North Korea has recently strengthened barriers to movement inside the country by making the travel certification process more complicated.
This appears to be a New Year’s follow-up measure to North Korea’s designation of emergency quarantine efforts against COVID-19 as the state’s top priority during the Fourth Plenary Meeting of the Eighth Central Committee late last year.
According to a Daily NK source in North Hamgyong Province on Wednesday, the authorities in Hoeryong issued an order through the city’s inminban (people’s units) declaring new changes to the process for issuing the certificates residents need to travel to other regions.
Accordingly, movement has grown even more difficult.
In principle, North Korea has banned movement outside your city or county of residence. To travel, you need either a “business trip certificate” or a “travel certificate.”
Business trip certificates are issued by your workplace or neighborhood office, while travel certificates are issued only when there are marriages or deaths in your immediate lineage.
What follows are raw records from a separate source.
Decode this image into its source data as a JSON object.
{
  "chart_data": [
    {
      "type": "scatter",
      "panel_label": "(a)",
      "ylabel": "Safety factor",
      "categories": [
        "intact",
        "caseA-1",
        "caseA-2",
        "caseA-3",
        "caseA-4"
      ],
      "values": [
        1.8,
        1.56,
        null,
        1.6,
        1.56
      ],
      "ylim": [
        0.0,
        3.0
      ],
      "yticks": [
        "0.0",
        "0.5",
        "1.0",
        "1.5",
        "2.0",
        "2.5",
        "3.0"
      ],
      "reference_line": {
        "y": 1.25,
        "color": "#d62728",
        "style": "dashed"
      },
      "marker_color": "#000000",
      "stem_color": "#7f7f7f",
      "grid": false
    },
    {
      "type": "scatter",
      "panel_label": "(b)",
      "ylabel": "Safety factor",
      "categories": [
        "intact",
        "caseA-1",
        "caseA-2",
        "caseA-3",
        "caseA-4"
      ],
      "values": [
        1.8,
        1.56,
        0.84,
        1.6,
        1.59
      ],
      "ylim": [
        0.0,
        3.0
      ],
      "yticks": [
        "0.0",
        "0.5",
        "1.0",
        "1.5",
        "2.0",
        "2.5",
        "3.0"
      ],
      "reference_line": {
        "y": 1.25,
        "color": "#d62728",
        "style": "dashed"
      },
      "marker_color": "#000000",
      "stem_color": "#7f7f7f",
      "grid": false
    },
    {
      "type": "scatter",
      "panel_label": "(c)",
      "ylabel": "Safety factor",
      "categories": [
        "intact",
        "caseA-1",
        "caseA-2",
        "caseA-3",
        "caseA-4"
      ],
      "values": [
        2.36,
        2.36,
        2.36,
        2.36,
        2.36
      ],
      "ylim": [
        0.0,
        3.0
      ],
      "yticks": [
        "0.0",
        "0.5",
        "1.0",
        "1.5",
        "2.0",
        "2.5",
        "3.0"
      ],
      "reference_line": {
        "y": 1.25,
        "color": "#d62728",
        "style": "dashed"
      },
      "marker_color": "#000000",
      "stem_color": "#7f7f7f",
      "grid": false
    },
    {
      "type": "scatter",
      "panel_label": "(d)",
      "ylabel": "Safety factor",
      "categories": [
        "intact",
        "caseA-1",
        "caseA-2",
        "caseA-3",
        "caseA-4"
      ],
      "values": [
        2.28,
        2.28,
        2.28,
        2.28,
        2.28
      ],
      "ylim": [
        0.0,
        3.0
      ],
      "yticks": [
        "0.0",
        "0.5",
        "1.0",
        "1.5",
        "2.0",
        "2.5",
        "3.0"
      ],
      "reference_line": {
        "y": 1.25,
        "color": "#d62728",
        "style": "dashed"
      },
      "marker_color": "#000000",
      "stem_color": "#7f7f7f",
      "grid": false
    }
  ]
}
From the 2000s, however, North Koreans had been able to obtain certificates pretty easily with a small bribe. This was due to the growing marketization of the country.
But things began to change after the COVID-19 pandemic emerged in 2020. This is when the authorities began requiring administrators to sign the certificates.
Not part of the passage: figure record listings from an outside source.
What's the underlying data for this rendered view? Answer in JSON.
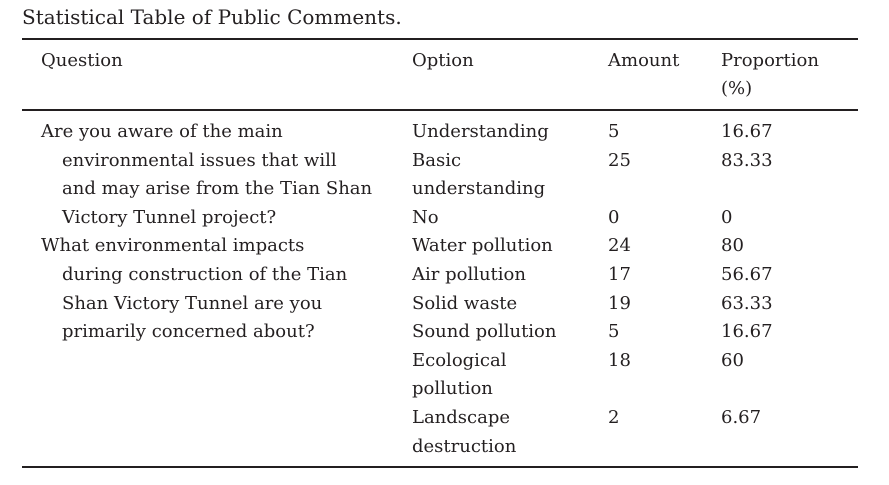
{
  "caption": "Statistical Table of Public Comments.",
  "headers": {
    "question": "Question",
    "option": "Option",
    "amount": "Amount",
    "proportion": "Proportion",
    "proportion_unit": "(%)"
  },
  "groups": [
    {
      "question_lines": [
        "Are you aware of the main",
        "environmental issues that will",
        "and may arise from the Tian Shan",
        "Victory Tunnel project?"
      ],
      "rows": [
        {
          "option": [
            "Understanding"
          ],
          "amount": "5",
          "proportion": "16.67"
        },
        {
          "option": [
            "Basic",
            "understanding"
          ],
          "amount": "25",
          "proportion": "83.33"
        },
        {
          "option": [
            "No"
          ],
          "amount": "0",
          "proportion": "0"
        }
      ]
    },
    {
      "question_lines": [
        "What environmental impacts",
        "during construction of the Tian",
        "Shan Victory Tunnel are you",
        "primarily concerned about?"
      ],
      "rows": [
        {
          "option": [
            "Water pollution"
          ],
          "amount": "24",
          "proportion": "80"
        },
        {
          "option": [
            "Air pollution"
          ],
          "amount": "17",
          "proportion": "56.67"
        },
        {
          "option": [
            "Solid waste"
          ],
          "amount": "19",
          "proportion": "63.33"
        },
        {
          "option": [
            "Sound pollution"
          ],
          "amount": "5",
          "proportion": "16.67"
        },
        {
          "option": [
            "Ecological",
            "pollution"
          ],
          "amount": "18",
          "proportion": "60"
        },
        {
          "option": [
            "Landscape",
            "destruction"
          ],
          "amount": "2",
          "proportion": "6.67"
        }
      ]
    }
  ]
}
For example, if a resident of Hoeryong wanted to travel to Hamhung, South Hamgyong Province, he needed to provide a specific reason and get signatures from the head of the inminban, head of the neighborhood office, the police officer in charge, and the security official in charge, and finally his people’s committee and relevant branches of the Ministry of Social Security and Ministry of State Security.
You also needed a “check up verification” that proved you carry no diseases. However, there were cracks even in this quarantine system. Reportedly, a bribe could still get you a certificate on the sly without the complicated hassle.
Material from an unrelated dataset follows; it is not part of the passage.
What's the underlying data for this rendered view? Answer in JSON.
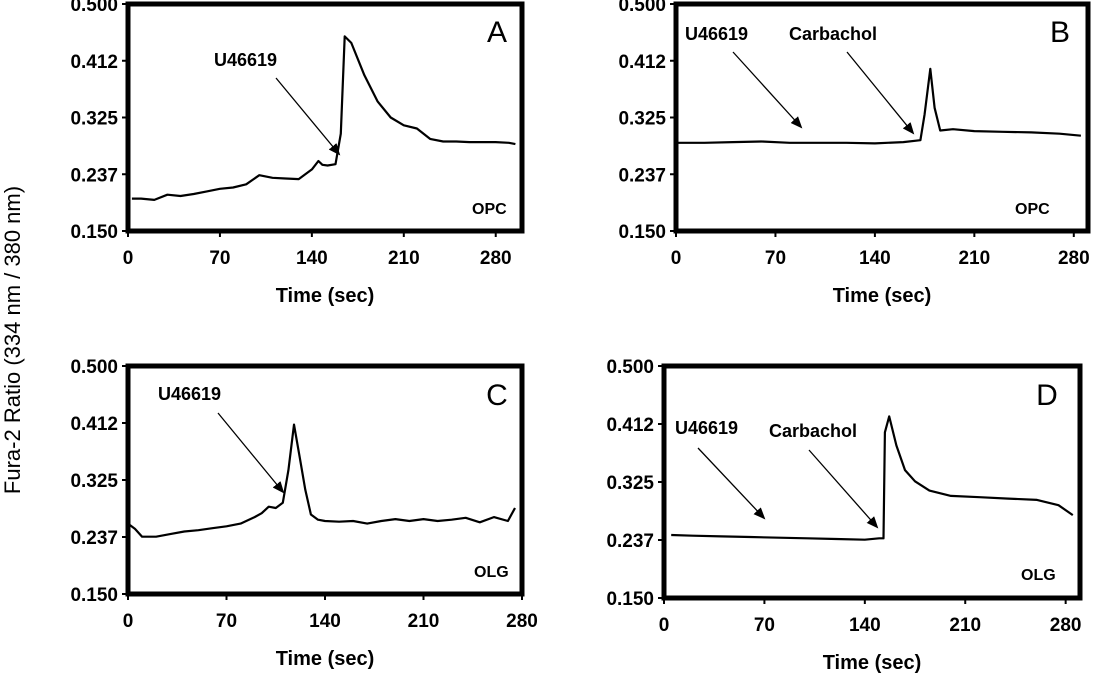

However, from this year, the certification process has grown considerably more difficult, now requiring signatures from the deputy chiefs of the relevant branches of the Ministry of Social Security and Ministry of State Security, the deputy head of the Political Department, the head of the Political Department, and finally the director of the local Emergency Anti-epidemic Division.
Accordingly, some North Koreans worry that travel to other regions has grown even more difficult than in years past. Others worry that getting a certificate will now require bigger bribes.
The source said some people even believe the measure is a tactic to control the people, complaining that the authorities issue only violent and coercive policies focused on blocking what people see and hear.